Roe, the Sequel
We mean Justice Scalia's far more prophetic dissent a few years back in Planned Parenthood v. Casey. Though that case involved abortion, Mr. Scalia's larger point was about the culture wars that were unleashed on the body politic the last time our judiciary presumed to "settle" a contentious social issue that properly rests with the people's elected representatives.
"By foreclosing all democratic outlet for the deep passions this issue arouses," he wrote, "by banishing the issue from the political forum that gives all participants, even the losers, the satisfaction of a fair hearing and an honest fight, by continuing the imposition of a rigid national rule instead of allowing for regional differences, the Court merely prolongs and intensifies the anguish." That is one legacy of Roe v. Wade.
We were reminded of this by Massachusetts Chief Justice Margaret Marshall's 4-3 majority opinion this week defining marriage as an "evolving paradigm" and declaring there exists no "constitutionally adequate reason for denying civil marriage to same-sex couples." Can anyone doubt that the Massachusetts High Court has started another Thirty Years War?
So let's be clear. Notwithstanding headlines trumpeting that Massachusetts has just opted for gay marriage, the people of that commonwealth did no such thing. It is four liberal judges on the Massachusetts Supreme Court who, egged on by well-connected and politically powerful gay rights activists, have imposed their own moral values on the rest of its citizens.
This is no coincidence. Despite Justice Marshall's solemn talk about an "evolving paradigm," most gay rights champions don't believe Americans have evolved that much. And they know they'd have an almost impossible time getting this new "paradigm" past most state legislatures. In other words, it's precisely the American public whom they most fear and whose voice they want to keep out of this process.
So they've done what liberals so often do: Provoke some state court decisions in hopes that the U.S. Supreme Court will finally do the legislating for them. This sure beats having to persuade your fellow Americans through democratic debate.

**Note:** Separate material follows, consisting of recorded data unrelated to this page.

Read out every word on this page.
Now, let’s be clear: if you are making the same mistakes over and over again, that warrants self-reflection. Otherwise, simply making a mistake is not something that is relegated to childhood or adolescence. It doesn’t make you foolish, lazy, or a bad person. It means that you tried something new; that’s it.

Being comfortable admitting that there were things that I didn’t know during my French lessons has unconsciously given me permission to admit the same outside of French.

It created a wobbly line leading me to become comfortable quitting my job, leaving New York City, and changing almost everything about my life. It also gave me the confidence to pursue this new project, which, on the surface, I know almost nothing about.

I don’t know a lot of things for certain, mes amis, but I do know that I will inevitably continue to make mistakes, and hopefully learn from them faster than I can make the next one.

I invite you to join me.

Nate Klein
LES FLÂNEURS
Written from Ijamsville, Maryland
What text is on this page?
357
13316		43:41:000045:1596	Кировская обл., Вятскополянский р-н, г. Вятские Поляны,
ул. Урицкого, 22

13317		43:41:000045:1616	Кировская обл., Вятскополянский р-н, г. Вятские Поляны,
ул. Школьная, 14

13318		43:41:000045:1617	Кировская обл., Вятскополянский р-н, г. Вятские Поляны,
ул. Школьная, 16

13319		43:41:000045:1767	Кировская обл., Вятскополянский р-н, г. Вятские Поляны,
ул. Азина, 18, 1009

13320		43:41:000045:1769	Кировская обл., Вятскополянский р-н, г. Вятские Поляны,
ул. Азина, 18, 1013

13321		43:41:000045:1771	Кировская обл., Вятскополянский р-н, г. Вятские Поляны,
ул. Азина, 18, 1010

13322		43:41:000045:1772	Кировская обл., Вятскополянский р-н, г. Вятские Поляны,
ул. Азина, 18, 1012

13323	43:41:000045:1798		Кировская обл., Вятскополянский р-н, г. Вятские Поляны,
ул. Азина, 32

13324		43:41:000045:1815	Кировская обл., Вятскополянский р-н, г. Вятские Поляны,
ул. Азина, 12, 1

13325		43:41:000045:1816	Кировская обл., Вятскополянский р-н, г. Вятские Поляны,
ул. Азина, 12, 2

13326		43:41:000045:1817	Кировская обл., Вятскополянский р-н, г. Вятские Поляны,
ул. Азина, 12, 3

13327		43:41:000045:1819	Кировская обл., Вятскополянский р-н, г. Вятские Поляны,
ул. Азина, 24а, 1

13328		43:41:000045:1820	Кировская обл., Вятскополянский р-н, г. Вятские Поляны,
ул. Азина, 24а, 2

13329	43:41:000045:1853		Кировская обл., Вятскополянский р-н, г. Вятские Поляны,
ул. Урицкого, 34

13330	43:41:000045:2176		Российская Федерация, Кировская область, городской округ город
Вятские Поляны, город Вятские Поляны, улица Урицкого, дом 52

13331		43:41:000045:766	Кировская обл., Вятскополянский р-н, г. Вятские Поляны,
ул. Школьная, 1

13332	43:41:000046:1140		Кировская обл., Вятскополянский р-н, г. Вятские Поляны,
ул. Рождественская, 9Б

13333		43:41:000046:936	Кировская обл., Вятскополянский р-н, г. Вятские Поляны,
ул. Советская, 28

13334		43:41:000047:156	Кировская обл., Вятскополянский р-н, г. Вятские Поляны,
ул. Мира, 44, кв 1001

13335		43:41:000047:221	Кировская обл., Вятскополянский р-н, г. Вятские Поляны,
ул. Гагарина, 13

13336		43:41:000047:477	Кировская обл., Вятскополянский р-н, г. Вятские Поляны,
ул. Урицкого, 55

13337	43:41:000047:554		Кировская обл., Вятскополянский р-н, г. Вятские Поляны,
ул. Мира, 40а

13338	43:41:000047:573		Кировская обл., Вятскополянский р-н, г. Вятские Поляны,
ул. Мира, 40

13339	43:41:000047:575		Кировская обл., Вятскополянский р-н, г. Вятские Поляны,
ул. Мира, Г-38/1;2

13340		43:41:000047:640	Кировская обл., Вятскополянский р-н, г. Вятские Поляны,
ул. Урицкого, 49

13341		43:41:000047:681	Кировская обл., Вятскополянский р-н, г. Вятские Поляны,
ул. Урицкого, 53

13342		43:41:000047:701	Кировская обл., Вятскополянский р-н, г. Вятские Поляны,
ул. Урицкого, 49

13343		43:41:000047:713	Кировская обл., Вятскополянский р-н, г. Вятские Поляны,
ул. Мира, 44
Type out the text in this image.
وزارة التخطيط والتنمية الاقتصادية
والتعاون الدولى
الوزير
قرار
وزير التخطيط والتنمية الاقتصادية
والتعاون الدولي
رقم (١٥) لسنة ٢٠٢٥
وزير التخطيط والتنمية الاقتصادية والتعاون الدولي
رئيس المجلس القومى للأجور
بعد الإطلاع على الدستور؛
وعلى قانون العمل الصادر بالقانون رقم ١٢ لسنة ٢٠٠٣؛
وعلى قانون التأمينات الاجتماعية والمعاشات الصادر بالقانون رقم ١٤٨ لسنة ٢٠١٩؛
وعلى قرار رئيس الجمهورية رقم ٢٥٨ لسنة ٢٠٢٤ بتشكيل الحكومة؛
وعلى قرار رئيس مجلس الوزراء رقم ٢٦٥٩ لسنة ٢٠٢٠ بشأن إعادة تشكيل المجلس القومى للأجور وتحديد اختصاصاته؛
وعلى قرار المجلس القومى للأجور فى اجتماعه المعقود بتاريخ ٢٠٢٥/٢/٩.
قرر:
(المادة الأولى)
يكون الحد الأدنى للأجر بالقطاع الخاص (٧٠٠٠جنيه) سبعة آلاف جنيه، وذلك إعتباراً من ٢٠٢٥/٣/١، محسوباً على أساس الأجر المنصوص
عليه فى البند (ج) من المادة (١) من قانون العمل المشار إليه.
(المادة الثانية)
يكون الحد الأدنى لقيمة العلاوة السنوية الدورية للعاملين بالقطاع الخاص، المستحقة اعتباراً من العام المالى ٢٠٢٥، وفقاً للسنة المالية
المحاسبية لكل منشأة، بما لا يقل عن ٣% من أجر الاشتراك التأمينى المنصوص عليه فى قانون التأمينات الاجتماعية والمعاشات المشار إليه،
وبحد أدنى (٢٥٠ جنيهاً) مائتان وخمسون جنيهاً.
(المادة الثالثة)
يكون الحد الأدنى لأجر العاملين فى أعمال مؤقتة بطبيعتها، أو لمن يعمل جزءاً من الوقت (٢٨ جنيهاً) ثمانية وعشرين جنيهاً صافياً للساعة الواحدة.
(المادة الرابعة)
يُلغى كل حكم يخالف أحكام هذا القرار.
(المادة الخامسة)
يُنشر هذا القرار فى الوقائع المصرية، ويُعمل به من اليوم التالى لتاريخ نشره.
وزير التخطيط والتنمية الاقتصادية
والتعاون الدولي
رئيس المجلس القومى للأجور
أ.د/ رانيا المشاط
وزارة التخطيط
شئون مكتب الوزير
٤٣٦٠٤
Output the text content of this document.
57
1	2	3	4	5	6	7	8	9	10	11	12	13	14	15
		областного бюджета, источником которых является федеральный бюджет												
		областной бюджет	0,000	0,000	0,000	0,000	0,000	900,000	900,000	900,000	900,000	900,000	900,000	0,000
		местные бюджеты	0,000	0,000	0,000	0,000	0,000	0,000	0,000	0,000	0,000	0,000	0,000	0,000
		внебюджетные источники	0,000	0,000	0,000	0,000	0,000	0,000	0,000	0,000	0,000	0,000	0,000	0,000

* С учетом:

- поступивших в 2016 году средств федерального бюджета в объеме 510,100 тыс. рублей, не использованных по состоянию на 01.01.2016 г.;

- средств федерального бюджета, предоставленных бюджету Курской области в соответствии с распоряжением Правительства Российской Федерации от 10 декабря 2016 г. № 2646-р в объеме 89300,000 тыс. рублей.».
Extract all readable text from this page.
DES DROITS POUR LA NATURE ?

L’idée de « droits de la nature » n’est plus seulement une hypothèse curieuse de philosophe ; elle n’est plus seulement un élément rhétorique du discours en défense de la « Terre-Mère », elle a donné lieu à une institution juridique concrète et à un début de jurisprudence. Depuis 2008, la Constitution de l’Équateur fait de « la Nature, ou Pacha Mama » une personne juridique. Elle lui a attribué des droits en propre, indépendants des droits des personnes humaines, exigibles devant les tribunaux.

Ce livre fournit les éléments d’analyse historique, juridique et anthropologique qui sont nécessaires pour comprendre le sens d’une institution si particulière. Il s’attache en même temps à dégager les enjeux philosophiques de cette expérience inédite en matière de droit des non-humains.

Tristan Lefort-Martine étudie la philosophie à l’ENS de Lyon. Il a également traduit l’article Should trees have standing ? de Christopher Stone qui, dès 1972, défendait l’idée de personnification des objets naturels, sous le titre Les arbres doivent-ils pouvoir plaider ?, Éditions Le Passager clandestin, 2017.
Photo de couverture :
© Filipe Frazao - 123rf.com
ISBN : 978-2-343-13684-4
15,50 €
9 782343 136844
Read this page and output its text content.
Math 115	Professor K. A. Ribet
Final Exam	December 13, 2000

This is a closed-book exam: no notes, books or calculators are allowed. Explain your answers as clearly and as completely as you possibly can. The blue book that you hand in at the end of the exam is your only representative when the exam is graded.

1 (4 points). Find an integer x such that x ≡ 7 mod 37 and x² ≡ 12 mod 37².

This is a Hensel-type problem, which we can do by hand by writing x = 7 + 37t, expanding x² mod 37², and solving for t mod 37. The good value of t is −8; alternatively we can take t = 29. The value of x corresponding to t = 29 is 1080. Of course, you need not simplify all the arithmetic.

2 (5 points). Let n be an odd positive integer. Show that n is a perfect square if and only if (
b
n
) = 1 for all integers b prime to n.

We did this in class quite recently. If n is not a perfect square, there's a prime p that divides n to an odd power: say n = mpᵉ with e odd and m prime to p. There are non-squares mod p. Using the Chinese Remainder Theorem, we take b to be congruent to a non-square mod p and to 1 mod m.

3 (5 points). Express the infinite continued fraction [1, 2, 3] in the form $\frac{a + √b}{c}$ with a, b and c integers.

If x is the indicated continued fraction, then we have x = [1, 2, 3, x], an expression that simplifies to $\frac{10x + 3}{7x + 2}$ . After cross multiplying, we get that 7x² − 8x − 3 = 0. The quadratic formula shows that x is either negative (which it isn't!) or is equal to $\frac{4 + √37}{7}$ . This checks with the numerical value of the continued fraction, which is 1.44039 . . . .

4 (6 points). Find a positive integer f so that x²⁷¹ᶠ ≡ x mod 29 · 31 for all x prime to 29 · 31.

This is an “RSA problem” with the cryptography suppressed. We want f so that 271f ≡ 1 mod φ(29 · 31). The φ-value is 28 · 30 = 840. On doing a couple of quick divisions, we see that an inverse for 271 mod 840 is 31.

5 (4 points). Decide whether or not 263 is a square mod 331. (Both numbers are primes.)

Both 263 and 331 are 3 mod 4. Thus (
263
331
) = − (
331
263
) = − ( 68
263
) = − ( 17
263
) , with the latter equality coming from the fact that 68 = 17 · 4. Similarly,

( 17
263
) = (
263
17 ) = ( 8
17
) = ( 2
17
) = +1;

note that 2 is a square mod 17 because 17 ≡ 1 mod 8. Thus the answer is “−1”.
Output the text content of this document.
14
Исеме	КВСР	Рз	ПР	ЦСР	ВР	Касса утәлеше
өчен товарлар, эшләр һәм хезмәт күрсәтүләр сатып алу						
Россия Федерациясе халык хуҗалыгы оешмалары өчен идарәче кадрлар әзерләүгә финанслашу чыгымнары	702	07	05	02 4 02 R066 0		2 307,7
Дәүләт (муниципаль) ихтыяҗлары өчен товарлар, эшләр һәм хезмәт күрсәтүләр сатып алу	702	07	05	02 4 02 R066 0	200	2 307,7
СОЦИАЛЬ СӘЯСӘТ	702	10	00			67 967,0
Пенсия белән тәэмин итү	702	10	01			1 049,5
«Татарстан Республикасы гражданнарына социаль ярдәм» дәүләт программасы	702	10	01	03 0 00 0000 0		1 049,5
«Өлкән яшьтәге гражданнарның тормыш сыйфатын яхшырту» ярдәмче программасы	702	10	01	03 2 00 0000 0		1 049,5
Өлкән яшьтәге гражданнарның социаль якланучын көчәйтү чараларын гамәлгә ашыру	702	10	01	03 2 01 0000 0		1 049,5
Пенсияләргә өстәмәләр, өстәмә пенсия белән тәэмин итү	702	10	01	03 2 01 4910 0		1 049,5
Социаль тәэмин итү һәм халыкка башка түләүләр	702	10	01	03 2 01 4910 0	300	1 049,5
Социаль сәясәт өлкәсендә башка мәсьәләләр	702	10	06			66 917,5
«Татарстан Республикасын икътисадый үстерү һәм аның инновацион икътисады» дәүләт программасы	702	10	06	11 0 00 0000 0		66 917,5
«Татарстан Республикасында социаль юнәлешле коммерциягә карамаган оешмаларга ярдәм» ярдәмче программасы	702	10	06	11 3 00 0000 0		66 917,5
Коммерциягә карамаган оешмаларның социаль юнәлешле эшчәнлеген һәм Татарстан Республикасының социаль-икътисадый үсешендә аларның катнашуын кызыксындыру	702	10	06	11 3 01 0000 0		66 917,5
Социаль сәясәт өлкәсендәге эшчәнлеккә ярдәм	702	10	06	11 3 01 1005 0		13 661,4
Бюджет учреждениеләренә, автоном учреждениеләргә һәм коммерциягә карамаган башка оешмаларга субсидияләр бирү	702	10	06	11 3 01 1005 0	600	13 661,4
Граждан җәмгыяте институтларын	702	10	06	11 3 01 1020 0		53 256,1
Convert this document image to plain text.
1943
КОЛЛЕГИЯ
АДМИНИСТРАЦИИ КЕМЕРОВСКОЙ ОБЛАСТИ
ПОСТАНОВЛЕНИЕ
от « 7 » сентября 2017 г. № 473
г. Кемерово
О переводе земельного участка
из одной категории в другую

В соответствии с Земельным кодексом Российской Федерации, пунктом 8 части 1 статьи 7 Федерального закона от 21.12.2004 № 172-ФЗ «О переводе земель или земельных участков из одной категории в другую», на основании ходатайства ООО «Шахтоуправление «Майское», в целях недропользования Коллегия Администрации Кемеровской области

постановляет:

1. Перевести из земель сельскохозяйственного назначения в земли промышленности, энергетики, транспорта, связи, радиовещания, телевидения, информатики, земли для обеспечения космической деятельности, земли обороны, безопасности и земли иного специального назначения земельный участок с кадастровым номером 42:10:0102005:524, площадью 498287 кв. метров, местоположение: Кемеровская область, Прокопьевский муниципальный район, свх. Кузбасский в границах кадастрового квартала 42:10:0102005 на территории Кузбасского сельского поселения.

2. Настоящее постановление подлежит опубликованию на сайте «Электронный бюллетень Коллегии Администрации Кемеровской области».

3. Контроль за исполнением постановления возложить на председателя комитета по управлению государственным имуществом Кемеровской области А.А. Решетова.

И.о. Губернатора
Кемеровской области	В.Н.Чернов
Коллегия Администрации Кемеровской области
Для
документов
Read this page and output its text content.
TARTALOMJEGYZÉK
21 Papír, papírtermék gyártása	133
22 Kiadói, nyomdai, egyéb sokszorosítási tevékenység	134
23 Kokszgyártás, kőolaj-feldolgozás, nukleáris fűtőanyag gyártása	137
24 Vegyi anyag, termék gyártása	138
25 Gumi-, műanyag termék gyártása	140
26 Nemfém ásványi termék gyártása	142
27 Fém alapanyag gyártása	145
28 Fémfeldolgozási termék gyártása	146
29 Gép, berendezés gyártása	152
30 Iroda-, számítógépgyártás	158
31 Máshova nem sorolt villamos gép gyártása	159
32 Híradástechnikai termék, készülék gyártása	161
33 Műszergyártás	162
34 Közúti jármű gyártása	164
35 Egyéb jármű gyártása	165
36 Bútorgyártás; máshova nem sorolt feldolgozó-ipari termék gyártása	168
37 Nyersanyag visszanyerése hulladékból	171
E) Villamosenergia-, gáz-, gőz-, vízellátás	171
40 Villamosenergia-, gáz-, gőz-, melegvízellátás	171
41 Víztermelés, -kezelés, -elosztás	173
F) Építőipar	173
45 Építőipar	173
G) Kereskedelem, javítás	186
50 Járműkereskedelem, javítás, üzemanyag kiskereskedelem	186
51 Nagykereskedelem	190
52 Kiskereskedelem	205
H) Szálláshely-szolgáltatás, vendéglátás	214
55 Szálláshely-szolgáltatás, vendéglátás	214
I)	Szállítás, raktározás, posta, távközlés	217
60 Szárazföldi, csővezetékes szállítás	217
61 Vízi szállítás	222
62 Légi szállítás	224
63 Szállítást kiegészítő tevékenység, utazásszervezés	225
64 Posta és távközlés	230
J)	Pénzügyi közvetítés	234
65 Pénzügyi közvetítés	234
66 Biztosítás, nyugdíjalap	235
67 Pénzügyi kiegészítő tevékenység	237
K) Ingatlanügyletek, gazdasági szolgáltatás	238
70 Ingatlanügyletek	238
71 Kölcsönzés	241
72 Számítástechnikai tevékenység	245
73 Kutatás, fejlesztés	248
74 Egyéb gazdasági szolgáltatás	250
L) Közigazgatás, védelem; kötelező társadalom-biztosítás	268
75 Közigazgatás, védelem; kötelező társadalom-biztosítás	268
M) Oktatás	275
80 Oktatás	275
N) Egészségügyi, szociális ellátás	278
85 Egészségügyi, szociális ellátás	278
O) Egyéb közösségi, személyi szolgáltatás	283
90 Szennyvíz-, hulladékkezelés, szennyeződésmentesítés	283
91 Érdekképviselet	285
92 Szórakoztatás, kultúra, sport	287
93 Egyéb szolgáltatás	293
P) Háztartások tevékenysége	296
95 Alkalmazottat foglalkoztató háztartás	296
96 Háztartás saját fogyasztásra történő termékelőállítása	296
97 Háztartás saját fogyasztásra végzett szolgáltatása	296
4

Did we mention that Justice Marshall's very first legal citation, in the second paragraph of her decision, is Lawrence?
The tragedy here is that the first casualty of an all-or-nothing court clash over "rights" is any kind of reasoned debate or workable social consensus. American attitudes toward homosexuality are plainly changing, and many companies, including the one we work for, already extend full benefits to same-sex partners. We believe that this signals most Americans are at least open to persuasion about increasing the rights of gay Americans, including but not limited to marriage.
But what the Massachusetts High Court gave America in Goodridge v. Dept. of Public Health is not an argument, much less an open debate. It is instead a unilateral declaration that the assumptions and values that have defined one of civilization's oldest and most vital institutions -- marriage -- should be tossed out the window. And if you don't agree they're going to force it on you anyway.
Millions of Americans who have other views are not going to accept this moral diktat, and so once again our politics will be polarized by the cultural furies. When the fighting starts, let's all be clear about who fired the first shot.
My take:Watch quickly for Senate Republicans to use this as a rallying point for why nominees currently being Borked need up or down votes. The Democrats should tread softly and be careful what they ask for. A renewed interest in a judiciary that relies on Textualism, Originalism, Constructionism, etc is exactly what they don't want, but may be exactly what they get as a result of this opinion.